The report provides a list of ten recommendations where Doyle felt the government could do a better job in its delivery of services and protection policies for the province’s First Nation’s children.
The Daily News examined the report in Monday’s paper.
‘Needs of aboriginal kids unmet’
Auditor general puts forward suggestions to improve the ministry
By Kris Schumacher
The Daily News
Monday, May 12, 2008
Many of the child protection needs of Aboriginal children and their families remain unmet, concludes the Auditor General of British Columbia.
Auditor General John Doyle’s office released a report last week entitled Management of Aboriginal Children Protection Services, with the goal of determining how well the Ministry of Children and Family Development is managing efforts to provide effective, culturally appropriate and equitably accessible child protection services.
While he noted that government has made progress in improving collaborative efforts among Aboriginal organizations and government ministries, Doyle said”more collaboration and a more strategic approach:” is needed.

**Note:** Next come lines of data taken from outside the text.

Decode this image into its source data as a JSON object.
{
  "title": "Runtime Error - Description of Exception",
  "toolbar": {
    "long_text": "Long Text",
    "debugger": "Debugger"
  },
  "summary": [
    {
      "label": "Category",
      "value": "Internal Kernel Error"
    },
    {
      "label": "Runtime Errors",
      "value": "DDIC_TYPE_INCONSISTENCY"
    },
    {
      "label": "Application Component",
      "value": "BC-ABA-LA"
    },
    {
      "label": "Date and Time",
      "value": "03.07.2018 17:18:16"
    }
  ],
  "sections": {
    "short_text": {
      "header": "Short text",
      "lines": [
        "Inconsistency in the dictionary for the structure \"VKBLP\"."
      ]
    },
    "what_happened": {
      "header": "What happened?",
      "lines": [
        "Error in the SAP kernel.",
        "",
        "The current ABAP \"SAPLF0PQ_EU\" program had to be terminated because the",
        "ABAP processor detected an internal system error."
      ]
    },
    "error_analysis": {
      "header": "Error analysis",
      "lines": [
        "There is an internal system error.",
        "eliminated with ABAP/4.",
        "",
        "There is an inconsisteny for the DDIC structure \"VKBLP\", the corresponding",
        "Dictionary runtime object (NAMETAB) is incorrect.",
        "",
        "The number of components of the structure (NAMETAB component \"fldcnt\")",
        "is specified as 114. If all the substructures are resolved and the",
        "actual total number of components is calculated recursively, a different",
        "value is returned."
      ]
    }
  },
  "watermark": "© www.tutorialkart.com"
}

Aboriginal children account for just eight per cent of the one million children in B. C., but they make up 51 per cent of children in the legal care of the province, a proportion higher than the national average of 30 to 40 per cent.
In the report, Doyle also stated that the actual cost of implementing the government’s aboriginal child protection approach is still unknown.

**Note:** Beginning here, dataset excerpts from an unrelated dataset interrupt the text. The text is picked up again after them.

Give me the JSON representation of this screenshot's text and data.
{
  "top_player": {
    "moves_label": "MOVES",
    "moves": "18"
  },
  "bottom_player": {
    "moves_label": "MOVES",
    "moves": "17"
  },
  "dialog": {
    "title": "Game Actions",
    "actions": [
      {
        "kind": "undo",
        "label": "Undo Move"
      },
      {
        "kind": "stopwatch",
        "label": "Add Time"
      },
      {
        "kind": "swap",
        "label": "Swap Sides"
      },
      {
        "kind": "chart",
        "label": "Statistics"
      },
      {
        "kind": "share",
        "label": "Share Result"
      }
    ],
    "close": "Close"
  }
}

“The Ministry has not identified the needs and resources required for aboriginal child protection services,” he said. “And it does not publicly report on how well these services are being delivered.”

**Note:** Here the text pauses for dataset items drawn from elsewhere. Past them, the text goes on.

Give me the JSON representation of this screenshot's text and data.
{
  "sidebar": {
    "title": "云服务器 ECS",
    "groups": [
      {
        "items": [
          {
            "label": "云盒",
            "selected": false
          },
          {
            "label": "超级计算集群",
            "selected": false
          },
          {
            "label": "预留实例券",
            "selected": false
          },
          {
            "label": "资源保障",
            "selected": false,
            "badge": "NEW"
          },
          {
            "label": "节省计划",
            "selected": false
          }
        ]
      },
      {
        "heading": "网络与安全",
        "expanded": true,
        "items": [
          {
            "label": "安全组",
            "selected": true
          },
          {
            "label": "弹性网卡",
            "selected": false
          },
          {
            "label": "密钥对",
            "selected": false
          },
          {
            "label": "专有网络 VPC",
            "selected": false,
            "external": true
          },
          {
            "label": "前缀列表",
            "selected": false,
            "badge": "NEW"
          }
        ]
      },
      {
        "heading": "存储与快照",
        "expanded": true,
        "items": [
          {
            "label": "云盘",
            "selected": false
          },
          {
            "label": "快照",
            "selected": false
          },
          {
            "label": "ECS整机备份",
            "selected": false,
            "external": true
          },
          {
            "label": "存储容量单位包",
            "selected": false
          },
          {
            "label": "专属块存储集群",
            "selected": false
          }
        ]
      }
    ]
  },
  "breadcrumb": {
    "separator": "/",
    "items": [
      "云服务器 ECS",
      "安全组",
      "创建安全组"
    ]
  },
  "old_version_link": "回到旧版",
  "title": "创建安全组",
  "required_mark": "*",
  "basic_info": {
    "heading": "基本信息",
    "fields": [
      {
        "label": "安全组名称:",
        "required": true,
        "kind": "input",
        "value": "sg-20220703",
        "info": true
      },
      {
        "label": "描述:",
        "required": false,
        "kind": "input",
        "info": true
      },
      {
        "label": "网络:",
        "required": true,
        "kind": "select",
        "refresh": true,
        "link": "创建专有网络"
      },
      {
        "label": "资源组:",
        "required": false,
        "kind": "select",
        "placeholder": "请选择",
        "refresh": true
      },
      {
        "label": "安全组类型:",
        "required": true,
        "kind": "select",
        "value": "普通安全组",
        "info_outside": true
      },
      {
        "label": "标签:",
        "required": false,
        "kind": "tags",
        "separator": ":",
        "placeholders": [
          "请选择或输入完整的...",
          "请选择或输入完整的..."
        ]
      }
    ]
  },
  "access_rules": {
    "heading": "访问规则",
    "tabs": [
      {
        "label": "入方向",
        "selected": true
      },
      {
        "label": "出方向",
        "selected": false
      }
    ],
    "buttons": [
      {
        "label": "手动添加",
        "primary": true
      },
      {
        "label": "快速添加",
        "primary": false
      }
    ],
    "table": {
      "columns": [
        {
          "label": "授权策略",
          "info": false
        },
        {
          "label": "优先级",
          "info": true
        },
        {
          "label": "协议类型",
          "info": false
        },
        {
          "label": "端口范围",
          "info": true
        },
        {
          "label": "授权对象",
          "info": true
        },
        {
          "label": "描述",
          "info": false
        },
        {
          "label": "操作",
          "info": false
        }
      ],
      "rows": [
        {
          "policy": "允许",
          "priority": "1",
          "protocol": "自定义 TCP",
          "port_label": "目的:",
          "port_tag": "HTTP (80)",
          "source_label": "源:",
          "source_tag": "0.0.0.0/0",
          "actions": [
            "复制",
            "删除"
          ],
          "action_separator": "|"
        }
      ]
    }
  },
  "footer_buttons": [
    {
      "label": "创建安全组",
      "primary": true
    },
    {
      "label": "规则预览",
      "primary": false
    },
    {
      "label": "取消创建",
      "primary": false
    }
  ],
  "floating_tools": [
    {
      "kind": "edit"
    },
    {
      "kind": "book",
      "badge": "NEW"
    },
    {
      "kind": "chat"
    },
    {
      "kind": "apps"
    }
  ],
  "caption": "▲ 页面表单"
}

The report makes ten recommendations to the Ministry of Children and Family Development, to improve the delivery of child protection services for Aboriginal children, since the ministry’s approach is only partly successful.
The report recommends the ministry examine whether the transfer of all child protection services to Aboriginal agencies is still viable, and that it adopts the protection standards used by Aboriginal agencies as their own. The Auditor General also recommends that the ministry develop and monitor measures that determine whether a child’s needs have been met and if good outcomes are achieved, something currently not done.
Other recommendations included are identifying child protection needs at the community level, determining the resources needed in each community to meet their goals, address funding gaps for services, develop Aboriginal human resources and that the ministry provide information on the costs, successes and challenges of the Aboriginal child welfare program to the Legislative Assembly and the public.